Mike was gone. I felt like we had been going at 100 mph. I had constant phone calls with the hospice nurse as we coordinated schedules and discussed Mike’s current condition. I communicated everything to the other siblings. Figuring out who could be with Mike at that time. Sending emails, texts, and trying to keep everyone informed. And then… then… it just all stops. All of a sudden. It all just stops.
You feel this incredible emptiness but there are things to do. You have to go to the funeral home and sign papers. You have to notify family. You have to notify the people who took care of Mike. You have to turn in all his paperwork to the Regional Center. You have to remove his belongings from the hospice and decide what to do with them. Those are all physical, material things you have to do after a death.
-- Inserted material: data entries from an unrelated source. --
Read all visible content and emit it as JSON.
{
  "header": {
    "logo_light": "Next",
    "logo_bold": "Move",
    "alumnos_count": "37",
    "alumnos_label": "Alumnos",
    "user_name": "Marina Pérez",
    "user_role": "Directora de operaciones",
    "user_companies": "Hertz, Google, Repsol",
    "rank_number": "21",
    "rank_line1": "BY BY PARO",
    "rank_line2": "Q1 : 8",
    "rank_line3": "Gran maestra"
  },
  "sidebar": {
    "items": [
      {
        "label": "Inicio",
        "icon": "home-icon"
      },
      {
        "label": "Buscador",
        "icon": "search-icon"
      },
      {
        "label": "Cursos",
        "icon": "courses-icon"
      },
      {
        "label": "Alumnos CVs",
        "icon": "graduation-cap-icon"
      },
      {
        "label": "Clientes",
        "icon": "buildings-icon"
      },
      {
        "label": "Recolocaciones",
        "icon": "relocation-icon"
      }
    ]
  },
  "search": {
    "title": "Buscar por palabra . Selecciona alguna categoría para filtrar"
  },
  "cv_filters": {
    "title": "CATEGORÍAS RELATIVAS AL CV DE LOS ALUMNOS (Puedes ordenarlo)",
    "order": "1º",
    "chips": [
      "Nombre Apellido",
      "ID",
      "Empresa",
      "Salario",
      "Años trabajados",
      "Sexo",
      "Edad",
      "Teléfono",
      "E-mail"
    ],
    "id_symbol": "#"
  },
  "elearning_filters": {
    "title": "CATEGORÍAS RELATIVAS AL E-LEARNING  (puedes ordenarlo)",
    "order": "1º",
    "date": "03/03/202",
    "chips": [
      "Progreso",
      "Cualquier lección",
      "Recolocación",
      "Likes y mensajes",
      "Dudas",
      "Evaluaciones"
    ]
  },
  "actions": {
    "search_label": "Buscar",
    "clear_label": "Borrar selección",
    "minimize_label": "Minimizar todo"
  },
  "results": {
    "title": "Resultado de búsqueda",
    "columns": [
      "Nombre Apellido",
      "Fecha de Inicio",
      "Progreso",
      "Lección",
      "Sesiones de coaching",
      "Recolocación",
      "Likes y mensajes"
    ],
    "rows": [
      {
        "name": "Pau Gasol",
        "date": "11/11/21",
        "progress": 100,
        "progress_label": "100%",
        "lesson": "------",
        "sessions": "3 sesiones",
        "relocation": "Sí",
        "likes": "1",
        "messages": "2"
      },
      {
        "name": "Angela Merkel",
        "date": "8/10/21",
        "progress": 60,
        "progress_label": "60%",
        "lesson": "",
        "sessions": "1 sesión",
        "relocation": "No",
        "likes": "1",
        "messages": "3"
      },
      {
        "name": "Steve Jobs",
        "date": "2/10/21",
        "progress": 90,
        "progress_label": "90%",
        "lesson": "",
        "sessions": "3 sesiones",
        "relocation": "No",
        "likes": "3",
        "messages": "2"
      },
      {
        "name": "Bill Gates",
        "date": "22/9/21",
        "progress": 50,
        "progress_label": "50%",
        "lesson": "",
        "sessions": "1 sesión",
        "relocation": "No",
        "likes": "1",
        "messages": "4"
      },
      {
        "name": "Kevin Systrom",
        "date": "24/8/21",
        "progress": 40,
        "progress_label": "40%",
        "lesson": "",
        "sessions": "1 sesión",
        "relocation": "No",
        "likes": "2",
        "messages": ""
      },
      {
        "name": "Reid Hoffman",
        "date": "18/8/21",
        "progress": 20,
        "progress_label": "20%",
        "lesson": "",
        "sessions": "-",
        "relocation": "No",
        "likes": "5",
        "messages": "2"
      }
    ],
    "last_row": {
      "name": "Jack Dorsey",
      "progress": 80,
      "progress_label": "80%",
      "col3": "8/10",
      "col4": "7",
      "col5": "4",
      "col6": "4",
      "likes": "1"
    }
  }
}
And afterward, when you have a chance to breathe, when you have a chance to process what just happened, you wonder. You constantly wonder. And because of Mike’s disability, it was difficult for anyone to understand what we went through. One acquaintance said to me… “I hear your brother died. I’m so sorry.” And I started to explain what happened, but the person said… “Wait, he couldn’t talk? At all? EVER?” And the person couldn’t fathom this and was struggling to understand and kept asking me more questions. To the point where I wanted to say … just stop.
My heart was breaking into a million pieces trying to recount how he was in life with his disability. I wondered how to get out of this discussion without breaking down into sobs. I had gone through death and bereavement before with my parents. But Mike’s death was different in so many ways that it was a challenge to process. And that difference centered on his disability and the challenges it presented during his life.
Mike was the youngest of the children. After Mom and Dad died, he was ours to take care of. I had worried, as my parents must have worried, who would look out for Mike if he was the last living sibling. How would the family look out for him if he outlived us all? Who would make sure that the State would properly take care of him? In many ways, it was a blessing that his death was the first of us siblings. We took care of him through life and death. He was our generation. It was our privilege to be by his side. It was an honor to know and love him.